March 18, 2013

Elisa Albert & Rebecca Wolff, March 15


This reading was presented by the College of St. Rose MFA Program in Creative Writing, at the new Huether Hall on the ever-expanding St. Rose campus.


Rebecca Wolff is a familiar face/voice in this area as the editor of Fence Magazine, housed at the NYS Writers Institute at the University at Albany. She read a late chapter ("Late November") from her novel The Beginners (Riverhead, 2011) with the ongoing monologue of a most-annoying character, real or not. She also read a selection of her short, spare poems from her collection, The King (W.W. Norton, 2009), described by one critic as "poems about motherhood."


Elisa Albert is the MFA visiting writer. She read a series of short segments from her new novel currently "in the publishing pipeline" (as she said), "The Fourth Trimester." What the chunks she read were about were the trials & tribulations of being a mother of a new baby, meanwhile building/rehabbing a house with an indifferent husband, with a bit of hero worship of a poet/punk-rocker thrown in for spice.

There was an informative, thoughtful discussion afterwards about the "literature of Motherhood" with references to the late-19th century short story "The Yellow Wallpaper" by Charlotte Perkins Gilman. Ironically the pieces read today (with the exception of the poetry), while dealing with marriage & child-rearing from the women's point of view in the 21st century, sounded a lot like the tone, the strutting, of mid-20th century male-dominated novels like the work of John Updike or John Cheever. But then, what do I know, I'm a poet?

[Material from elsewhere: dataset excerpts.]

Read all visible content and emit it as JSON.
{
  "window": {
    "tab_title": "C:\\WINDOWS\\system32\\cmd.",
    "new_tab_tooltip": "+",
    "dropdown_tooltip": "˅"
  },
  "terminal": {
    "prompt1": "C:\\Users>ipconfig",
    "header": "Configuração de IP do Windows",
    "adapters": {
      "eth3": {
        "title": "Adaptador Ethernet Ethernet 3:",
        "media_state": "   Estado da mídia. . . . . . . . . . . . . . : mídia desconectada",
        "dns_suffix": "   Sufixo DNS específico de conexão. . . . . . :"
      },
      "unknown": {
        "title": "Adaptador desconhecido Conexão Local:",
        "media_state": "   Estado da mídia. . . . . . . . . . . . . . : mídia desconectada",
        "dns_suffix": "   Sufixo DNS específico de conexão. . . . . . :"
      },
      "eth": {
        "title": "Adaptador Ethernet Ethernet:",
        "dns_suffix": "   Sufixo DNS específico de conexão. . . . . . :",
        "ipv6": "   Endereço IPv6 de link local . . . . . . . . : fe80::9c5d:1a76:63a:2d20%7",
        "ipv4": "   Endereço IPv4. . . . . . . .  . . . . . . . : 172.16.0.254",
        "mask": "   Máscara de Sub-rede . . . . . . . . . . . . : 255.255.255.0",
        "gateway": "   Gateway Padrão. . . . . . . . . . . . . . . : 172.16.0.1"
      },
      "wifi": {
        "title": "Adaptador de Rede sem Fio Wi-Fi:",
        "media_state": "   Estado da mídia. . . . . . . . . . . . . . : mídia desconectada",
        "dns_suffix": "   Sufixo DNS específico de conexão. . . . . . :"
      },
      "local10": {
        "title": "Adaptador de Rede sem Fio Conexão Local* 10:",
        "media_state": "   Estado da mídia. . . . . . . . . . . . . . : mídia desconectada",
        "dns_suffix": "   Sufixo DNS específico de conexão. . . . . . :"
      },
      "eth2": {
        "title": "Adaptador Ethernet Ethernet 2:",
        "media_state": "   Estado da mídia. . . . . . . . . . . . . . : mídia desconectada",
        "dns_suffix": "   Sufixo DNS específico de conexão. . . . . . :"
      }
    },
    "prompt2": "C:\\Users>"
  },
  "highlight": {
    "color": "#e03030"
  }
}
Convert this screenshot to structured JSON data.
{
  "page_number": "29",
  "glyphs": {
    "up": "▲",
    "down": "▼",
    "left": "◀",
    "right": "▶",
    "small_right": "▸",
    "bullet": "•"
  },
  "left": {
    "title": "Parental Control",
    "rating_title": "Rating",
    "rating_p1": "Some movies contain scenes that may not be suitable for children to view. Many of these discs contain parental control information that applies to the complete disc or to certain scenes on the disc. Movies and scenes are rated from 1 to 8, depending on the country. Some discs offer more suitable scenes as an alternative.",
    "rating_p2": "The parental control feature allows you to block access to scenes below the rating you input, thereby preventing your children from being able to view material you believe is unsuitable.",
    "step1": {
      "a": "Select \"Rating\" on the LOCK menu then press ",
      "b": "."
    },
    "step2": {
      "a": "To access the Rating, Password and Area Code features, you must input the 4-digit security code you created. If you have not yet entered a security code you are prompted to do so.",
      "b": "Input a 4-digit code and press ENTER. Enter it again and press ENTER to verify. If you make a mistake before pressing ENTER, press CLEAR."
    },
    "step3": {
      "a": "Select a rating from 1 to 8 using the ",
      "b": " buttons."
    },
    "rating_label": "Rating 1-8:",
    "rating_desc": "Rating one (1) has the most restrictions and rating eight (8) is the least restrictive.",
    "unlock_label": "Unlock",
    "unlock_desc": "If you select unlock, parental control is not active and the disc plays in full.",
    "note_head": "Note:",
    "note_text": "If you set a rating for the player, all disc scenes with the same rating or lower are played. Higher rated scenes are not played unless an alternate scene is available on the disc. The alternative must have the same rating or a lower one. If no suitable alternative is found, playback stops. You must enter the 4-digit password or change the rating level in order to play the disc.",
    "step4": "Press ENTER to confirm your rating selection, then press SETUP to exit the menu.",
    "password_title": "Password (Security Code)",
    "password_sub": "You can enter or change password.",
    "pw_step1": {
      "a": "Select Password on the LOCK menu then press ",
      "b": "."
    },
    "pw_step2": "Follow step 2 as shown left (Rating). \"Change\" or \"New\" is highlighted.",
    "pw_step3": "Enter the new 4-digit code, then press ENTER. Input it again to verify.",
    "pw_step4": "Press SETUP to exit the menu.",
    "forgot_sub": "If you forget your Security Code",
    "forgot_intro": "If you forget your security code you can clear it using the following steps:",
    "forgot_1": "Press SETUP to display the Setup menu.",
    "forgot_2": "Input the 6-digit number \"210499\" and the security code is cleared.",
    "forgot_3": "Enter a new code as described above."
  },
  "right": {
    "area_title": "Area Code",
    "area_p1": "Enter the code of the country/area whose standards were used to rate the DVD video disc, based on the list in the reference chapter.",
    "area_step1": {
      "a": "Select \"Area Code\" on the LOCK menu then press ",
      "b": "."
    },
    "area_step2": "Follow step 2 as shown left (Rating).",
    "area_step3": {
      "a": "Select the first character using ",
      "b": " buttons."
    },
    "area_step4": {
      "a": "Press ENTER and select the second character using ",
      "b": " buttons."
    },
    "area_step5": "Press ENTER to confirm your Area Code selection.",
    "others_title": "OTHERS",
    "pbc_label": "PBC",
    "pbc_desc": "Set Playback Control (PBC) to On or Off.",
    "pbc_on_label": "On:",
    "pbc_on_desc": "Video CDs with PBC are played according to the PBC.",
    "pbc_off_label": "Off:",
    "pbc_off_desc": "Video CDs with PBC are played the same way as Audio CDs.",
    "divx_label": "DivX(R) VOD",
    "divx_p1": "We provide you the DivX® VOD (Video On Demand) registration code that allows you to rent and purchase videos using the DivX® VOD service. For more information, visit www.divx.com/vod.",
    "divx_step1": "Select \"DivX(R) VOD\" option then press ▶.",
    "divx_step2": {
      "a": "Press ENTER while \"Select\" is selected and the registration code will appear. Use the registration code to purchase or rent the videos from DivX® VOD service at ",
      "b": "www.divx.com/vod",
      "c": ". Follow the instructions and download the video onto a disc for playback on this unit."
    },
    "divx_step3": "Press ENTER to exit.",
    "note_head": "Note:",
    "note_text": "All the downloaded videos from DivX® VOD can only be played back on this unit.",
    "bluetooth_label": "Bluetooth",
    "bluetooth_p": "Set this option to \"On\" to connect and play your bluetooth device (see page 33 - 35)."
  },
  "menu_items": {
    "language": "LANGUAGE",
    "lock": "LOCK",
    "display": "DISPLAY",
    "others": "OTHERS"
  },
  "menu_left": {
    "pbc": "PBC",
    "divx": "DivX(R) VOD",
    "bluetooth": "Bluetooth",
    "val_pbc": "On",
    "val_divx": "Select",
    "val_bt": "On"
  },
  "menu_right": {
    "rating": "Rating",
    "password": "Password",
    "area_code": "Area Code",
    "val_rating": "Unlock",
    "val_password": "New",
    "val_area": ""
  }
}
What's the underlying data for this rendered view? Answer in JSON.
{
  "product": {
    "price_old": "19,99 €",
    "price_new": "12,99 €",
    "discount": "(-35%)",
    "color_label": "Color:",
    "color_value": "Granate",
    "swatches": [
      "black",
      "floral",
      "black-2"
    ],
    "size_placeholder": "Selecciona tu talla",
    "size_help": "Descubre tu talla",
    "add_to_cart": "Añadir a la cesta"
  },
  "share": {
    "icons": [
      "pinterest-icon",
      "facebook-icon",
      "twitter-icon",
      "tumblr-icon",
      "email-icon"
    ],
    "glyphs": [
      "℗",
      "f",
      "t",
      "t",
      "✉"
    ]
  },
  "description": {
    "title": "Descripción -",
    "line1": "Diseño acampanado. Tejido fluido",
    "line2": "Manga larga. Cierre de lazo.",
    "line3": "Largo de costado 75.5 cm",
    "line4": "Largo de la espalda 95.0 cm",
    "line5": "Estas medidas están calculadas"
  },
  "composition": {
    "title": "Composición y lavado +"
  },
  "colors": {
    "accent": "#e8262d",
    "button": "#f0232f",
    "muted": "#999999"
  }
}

In any event, hearing these current, young novelists I was reminded of another mid-century women novelist, Doris Grumbach, who taught at the College of St. Rose, & wrote what I recall was a roman à clef about the school, The Spoil of the Flowers (Doubleday, 1962), back when St. Rose was an all-girls Catholic teaching college. I think it's out-of-print -- sic transit gloria mundi, etc., etc.